Hai parlato prima del tennis azzurro, posso chiederti un giudizio su Matteo e Jannik?
“Nella mia posizione non posso dire cose brutte di due giocatori forti come loro e non mi permetto dare consigli su cosa dovrebbero migliorare. Matteo come tutti sanno fonda il suo gioco su servizio e dritto, due colpi fortissimi. Negli ultimi 18 mesi ha però migliorato il rovescio, in particolare ha imparato a giocare un ottimo slice basso che dà fastidio agli avversari. Il suo tennis naturalmente dipende maggiormente dai colpi prima citati e per lui quindi è fondamentale essere il più fresco possibile.

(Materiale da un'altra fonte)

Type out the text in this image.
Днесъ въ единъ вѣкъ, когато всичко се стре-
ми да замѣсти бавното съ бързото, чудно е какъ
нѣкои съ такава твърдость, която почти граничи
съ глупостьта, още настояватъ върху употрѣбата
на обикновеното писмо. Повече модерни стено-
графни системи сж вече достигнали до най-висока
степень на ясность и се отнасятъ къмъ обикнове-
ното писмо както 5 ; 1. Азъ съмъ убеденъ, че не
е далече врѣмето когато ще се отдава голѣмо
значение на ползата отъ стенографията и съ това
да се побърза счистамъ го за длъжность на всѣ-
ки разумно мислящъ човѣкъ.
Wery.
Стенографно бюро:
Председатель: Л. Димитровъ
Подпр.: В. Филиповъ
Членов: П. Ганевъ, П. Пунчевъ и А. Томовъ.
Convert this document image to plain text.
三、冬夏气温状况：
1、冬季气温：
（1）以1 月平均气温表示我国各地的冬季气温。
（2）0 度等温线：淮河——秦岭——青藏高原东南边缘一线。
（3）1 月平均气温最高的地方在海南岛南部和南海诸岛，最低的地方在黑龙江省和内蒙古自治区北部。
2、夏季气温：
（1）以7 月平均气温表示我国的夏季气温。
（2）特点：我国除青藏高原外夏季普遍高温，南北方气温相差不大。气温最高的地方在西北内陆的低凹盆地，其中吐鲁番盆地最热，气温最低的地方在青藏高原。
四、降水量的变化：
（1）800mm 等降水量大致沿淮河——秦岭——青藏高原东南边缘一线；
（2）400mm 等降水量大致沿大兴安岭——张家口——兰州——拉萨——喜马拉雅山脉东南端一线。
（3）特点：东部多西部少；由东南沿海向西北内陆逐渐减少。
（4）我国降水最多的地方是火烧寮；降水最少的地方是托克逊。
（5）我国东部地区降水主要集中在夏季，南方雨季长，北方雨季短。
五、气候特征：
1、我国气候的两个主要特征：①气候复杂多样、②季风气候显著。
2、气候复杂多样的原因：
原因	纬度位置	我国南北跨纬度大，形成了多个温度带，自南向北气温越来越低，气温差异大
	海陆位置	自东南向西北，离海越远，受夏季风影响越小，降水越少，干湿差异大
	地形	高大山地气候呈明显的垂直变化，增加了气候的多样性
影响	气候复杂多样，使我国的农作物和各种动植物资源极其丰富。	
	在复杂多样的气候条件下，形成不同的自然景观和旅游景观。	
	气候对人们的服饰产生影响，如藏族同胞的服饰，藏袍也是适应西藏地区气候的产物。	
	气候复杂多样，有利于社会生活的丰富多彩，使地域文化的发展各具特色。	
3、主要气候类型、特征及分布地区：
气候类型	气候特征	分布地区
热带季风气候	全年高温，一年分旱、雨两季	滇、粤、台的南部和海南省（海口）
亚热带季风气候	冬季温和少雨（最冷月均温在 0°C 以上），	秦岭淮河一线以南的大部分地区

Negli slam questo è un fattore imprescindibile perché si gioca per due settimane al meglio dei cinque, se vedi Djokovic è molto bravo a dosare le energie in maniera intelligente”.

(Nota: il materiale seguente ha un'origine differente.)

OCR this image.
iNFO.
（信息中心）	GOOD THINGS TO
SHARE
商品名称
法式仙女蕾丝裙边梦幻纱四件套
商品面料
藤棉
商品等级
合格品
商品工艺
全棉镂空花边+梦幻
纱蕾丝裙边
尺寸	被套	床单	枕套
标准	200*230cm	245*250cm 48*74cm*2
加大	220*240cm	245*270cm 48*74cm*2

“Sinner non ha un grande servizio, però dritto e rovescio sono egualmente pericolosi. Colpisce molto forte la palla, ma non perché sia grosso o particolarmente potente; ma perché ha un’ottima tecnica ed un eccellente footwork: il suo timing è perfetto e sa come entrare sulla palla. Lui ecco può crescere sul piano fisico, aspetto fondamentale per l’evoluzione che questo sport sta avendo. Da una maggiore solidità fisica ne deriva poi anche quella mentale, perché vai in campo con più certezze. Sinner quindi deve provare a diventare un giocatore molto fisico. Negli slam le grandi partite sono lunghe e per vincerle devi essere stabile fisicamente, questa è una condizione difficile da raggiungere. Sotto questo punto di vista sia Matteo che Jannik miglioreranno, non vedo l’ora di vederli crescere e sono curioso di scoprire dove arriveranno. L’obiettivo ultimo di questi tennisti alla fine è vincere uno dei quattro slam e per riuscirci devi giocare un grande tennis e devi stare bene fisicamente. In 14 giorni sicuramente ci sarà sempre un giorno dove il giocatore non sarà in condizione di esprimersi al meglio e dovrà stare in campo 3 o 4 ore, lì il fattore fisico sarà determinante per proseguire la corsa”.